Œuvre iconique du roman national français, cette peinture a servi d’illustration dans de nombreux manuels scolaires
Deux hommes se font face. L’un à cheval, l’autre sur un trône, l’un jeune et fier, l’autre ambitieux et dans la force de l’âge, l’un gaulois, l’autre romain, l’un vaincu, l’autre vainqueur. Deux hommes qui se sont affrontés et qui viennent de sceller leur destin. Deux hommes entrés dans l’histoire au lendemain de la bataille d’Alésia. Cet épisode fondateur du roman national français a trouvé dans le tableau de Lionel Royer, Vercingétorix devant César, son expression iconographique la plus forte, au point d’en faire une icône des manuels scolaires.
Lionel Royer, marqué par la défaite des Français contre les Prussiens à Sedan en 1870, veut transcender la reddition de Vercingétorix à d’Alésia. Dans ce tableau, le peintre exalte la noblesse des vaincus et le sacrifice du héros gaulois, présenté comme l’âme du peuple français.
Les sources rapportant la reddition de Vercingétorix sont très peu nombreuses.
Un seul texte contemporain des faits décrit l’événement : La Guerre des Gaules, récit rédigé par Jules César lui-même. Mais le vainqueur de Vercingétorix n’enjolive-t-il pas un peu la réalité ?
Bien après les faits, d’autres historiens antiques ont rapporté la scène. Dion Cassius écrit au 3e siècle : « Vercingétorix aurait pu s’échapper, mais espérant obtenir le pardon [de César], il alla le trouver : il apparut brusquement devant César qui siégeait sur une tribune, jetant le trouble chez certains. En effet, il était très haut de taille et avait l’air terrible sous les armes ». Lionel Royer semble avoir mis en peinture cet extrait de l’Histoire romaine.

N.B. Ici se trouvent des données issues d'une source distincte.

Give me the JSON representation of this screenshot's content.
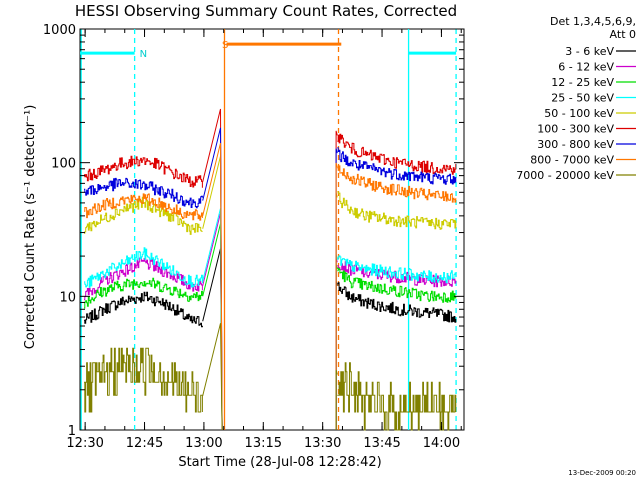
{
  "chart_data": {
    "type": "line",
    "title": "HESSI Observing Summary Count Rates, Corrected",
    "xlabel": "Start Time (28-Jul-08 12:28:42)",
    "ylabel": "Corrected Count Rate (s⁻¹ detector⁻¹)",
    "yscale": "log",
    "ylim": [
      1,
      1000
    ],
    "xlim_minutes": [
      0,
      97
    ],
    "x_ticks": [
      {
        "label": "12:30",
        "minute": 1.3
      },
      {
        "label": "12:45",
        "minute": 16.3
      },
      {
        "label": "13:00",
        "minute": 31.3
      },
      {
        "label": "13:15",
        "minute": 46.3
      },
      {
        "label": "13:30",
        "minute": 61.3
      },
      {
        "label": "13:45",
        "minute": 76.3
      },
      {
        "label": "14:00",
        "minute": 91.3
      }
    ],
    "y_ticks": [
      {
        "label": "1",
        "value": 1
      },
      {
        "label": "10",
        "value": 10
      },
      {
        "label": "100",
        "value": 100
      },
      {
        "label": "1000",
        "value": 1000
      }
    ],
    "legend_header": [
      "Det 1,3,4,5,6,9,",
      "Att 0"
    ],
    "legend_position": "top-right outside",
    "gap": [
      35.5,
      64.7
    ],
    "series": [
      {
        "name": "3 - 6 keV",
        "color": "#000000",
        "before": [
          [
            1,
            6.5
          ],
          [
            6,
            8
          ],
          [
            10,
            9
          ],
          [
            16,
            10
          ],
          [
            20,
            9.2
          ],
          [
            24,
            8
          ],
          [
            28,
            6.5
          ],
          [
            31,
            6.5
          ]
        ],
        "after": [
          [
            65,
            12
          ],
          [
            68,
            10
          ],
          [
            72,
            9
          ],
          [
            80,
            8
          ],
          [
            88,
            7.5
          ],
          [
            95,
            7
          ]
        ]
      },
      {
        "name": "6 - 12 keV",
        "color": "#cc00cc",
        "before": [
          [
            1,
            10
          ],
          [
            6,
            13
          ],
          [
            10,
            15
          ],
          [
            16,
            18
          ],
          [
            20,
            16
          ],
          [
            24,
            14
          ],
          [
            28,
            12
          ],
          [
            31,
            12
          ]
        ],
        "after": [
          [
            65,
            18
          ],
          [
            68,
            16
          ],
          [
            72,
            15
          ],
          [
            80,
            14
          ],
          [
            88,
            13
          ],
          [
            95,
            13
          ]
        ]
      },
      {
        "name": "12 - 25 keV",
        "color": "#00dd00",
        "before": [
          [
            1,
            9
          ],
          [
            6,
            11
          ],
          [
            10,
            12
          ],
          [
            16,
            13
          ],
          [
            20,
            12
          ],
          [
            24,
            11
          ],
          [
            28,
            10
          ],
          [
            31,
            10
          ]
        ],
        "after": [
          [
            65,
            16
          ],
          [
            68,
            13
          ],
          [
            72,
            12
          ],
          [
            80,
            11
          ],
          [
            88,
            10
          ],
          [
            95,
            10
          ]
        ]
      },
      {
        "name": "25 - 50 keV",
        "color": "#00ffff",
        "before": [
          [
            1,
            12
          ],
          [
            6,
            15
          ],
          [
            10,
            17
          ],
          [
            16,
            21
          ],
          [
            20,
            18
          ],
          [
            24,
            15
          ],
          [
            28,
            13
          ],
          [
            31,
            13
          ]
        ],
        "after": [
          [
            65,
            19
          ],
          [
            68,
            17
          ],
          [
            72,
            16
          ],
          [
            80,
            15
          ],
          [
            88,
            14
          ],
          [
            95,
            14
          ]
        ]
      },
      {
        "name": "50 - 100 keV",
        "color": "#cccc00",
        "before": [
          [
            1,
            32
          ],
          [
            6,
            38
          ],
          [
            10,
            44
          ],
          [
            16,
            50
          ],
          [
            20,
            44
          ],
          [
            24,
            38
          ],
          [
            28,
            32
          ],
          [
            31,
            32
          ]
        ],
        "after": [
          [
            65,
            55
          ],
          [
            68,
            45
          ],
          [
            72,
            40
          ],
          [
            80,
            37
          ],
          [
            88,
            35
          ],
          [
            95,
            35
          ]
        ]
      },
      {
        "name": "100 - 300 keV",
        "color": "#dd0000",
        "before": [
          [
            1,
            78
          ],
          [
            6,
            88
          ],
          [
            10,
            98
          ],
          [
            16,
            105
          ],
          [
            20,
            95
          ],
          [
            24,
            82
          ],
          [
            28,
            72
          ],
          [
            31,
            72
          ]
        ],
        "after": [
          [
            65,
            160
          ],
          [
            68,
            130
          ],
          [
            72,
            115
          ],
          [
            80,
            100
          ],
          [
            88,
            92
          ],
          [
            95,
            90
          ]
        ]
      },
      {
        "name": "300 - 800 keV",
        "color": "#0000dd",
        "before": [
          [
            1,
            60
          ],
          [
            6,
            66
          ],
          [
            10,
            70
          ],
          [
            16,
            68
          ],
          [
            20,
            62
          ],
          [
            24,
            56
          ],
          [
            28,
            50
          ],
          [
            31,
            52
          ]
        ],
        "after": [
          [
            65,
            118
          ],
          [
            68,
            100
          ],
          [
            72,
            92
          ],
          [
            80,
            82
          ],
          [
            88,
            77
          ],
          [
            95,
            75
          ]
        ]
      },
      {
        "name": "800 - 7000 keV",
        "color": "#ff7700",
        "before": [
          [
            1,
            42
          ],
          [
            6,
            48
          ],
          [
            10,
            52
          ],
          [
            16,
            54
          ],
          [
            20,
            50
          ],
          [
            24,
            44
          ],
          [
            28,
            40
          ],
          [
            31,
            40
          ]
        ],
        "after": [
          [
            65,
            92
          ],
          [
            68,
            78
          ],
          [
            72,
            70
          ],
          [
            80,
            62
          ],
          [
            88,
            57
          ],
          [
            95,
            55
          ]
        ]
      },
      {
        "name": "7000 - 20000 keV",
        "color": "#808000",
        "before": [
          [
            1,
            2
          ],
          [
            6,
            2.5
          ],
          [
            10,
            3
          ],
          [
            16,
            3
          ],
          [
            20,
            2.8
          ],
          [
            24,
            2.2
          ],
          [
            28,
            1.8
          ],
          [
            31,
            1.8
          ]
        ],
        "after": [
          [
            65,
            2.6
          ],
          [
            68,
            2
          ],
          [
            72,
            1.6
          ],
          [
            80,
            1.4
          ],
          [
            88,
            1.6
          ],
          [
            95,
            1.4
          ]
        ]
      }
    ],
    "annotations": [
      {
        "label": "N",
        "color": "#00cccc",
        "x_minute": 13.8,
        "value": 660
      },
      {
        "label": "S",
        "color": "#ff7700",
        "x_minute": 34.6,
        "value": 770
      }
    ],
    "flag_segments": [
      {
        "color": "#00ffff",
        "x": [
          0,
          13.8
        ],
        "value": 660
      },
      {
        "color": "#00ffff",
        "x": [
          83,
          95
        ],
        "value": 660
      },
      {
        "color": "#ff7700",
        "x": [
          37,
          66
        ],
        "value": 770
      }
    ],
    "markers": [
      {
        "color": "#00ffff",
        "style": "solid",
        "x_minute": 0.3
      },
      {
        "color": "#00ffff",
        "style": "dashed",
        "x_minute": 13.8
      },
      {
        "color": "#00ffff",
        "style": "solid",
        "x_minute": 83
      },
      {
        "color": "#00ffff",
        "style": "dashed",
        "x_minute": 95
      },
      {
        "color": "#ff7700",
        "style": "solid",
        "x_minute": 36.5
      },
      {
        "color": "#ff7700",
        "style": "dashed",
        "x_minute": 65.3
      }
    ],
    "footer_timestamp": "13-Dec-2009 00:20"
  }
}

Mais notre peintre s’inspire surtout d’une illustration parue dans l’Histoire de la France populaire depuis les temps les plus reculés jusqu’à nos jours. Il reprend les motifs de la composition : Alésia en haut à gauche, la noblesse et l’attitude de défi de Vercingétorix dominant César, la présence des enseignes et les caractéristiques des personnages : casques, moustaches et longs cheveux. Pourtant, les Gaulois n’étaient pas plus moustachus que nous !
Quel rapport entre la guerre des Gaules et la guerre franco-allemande de 1870 ? Ce tableau !
En effet, il a été peint en 1899, moins de 30 ans après la guerre de 1870. La France a été battue par les États allemands qui en profitent pour s’unir autour du chancelier Otto von Bismarck. L’empereur Napoléon III est capturé lors de la bataille de Sedan (1er septembre 1870), Paris est assiégée. L’empereur est déchu, la Troisième République est proclamée tandis que l’Alsace et une partie de la Lorraine deviennent allemandes.
Le peintre Lionel Royer dresse ici un parallèle entre la défaite de Sedan et celle d’Alésia. Avant de devenir peintre, le jeune Royer s’était engagé comme volontaire pendant la guerre de 1870. Il a été profondément marqué par le conflit. Dans ce tableau, il a voulu montrer la fière noblesse des vaincus et le sacrifice du héros Vercingétorix, âme du peuple français. Même vaincus, les Français se veulent irréductibles !
Dans la composition de ce tableau, une figure se détache : Vercingétorix. La couleur souligne aussi cet isolement : la robe blanche du cheval se démarque des tonalités sombres employées pour les autres groupes de personnages. Les regards convergent tous vers le chef gaulois. La tunique rouge de César le désigne comme l’adversaire de Vercingétorix. La composition du tableau souligne ainsi l’inégalité des forces en présence.
Les seuls mouvements sont ceux du cheval en train de s’arrêter et ceux de Vercingétorix jetant ses armes aux pieds du vainqueur. L’expression fermée des visages montre la gravité du moment. Les vaincus occupent le devant de la scène, les vainqueurs sont relégués au second plan. Par sa composition, Lionel Royer magnifie les vaincus. Vercingétorix domine César. La représentation tronquée des armes au premier plan convie le spectateur dans l’espace du tableau. L’intensité dramatique est destinée à émouvoir le spectateur et c’est sans doute la raison du succès de ce tableau.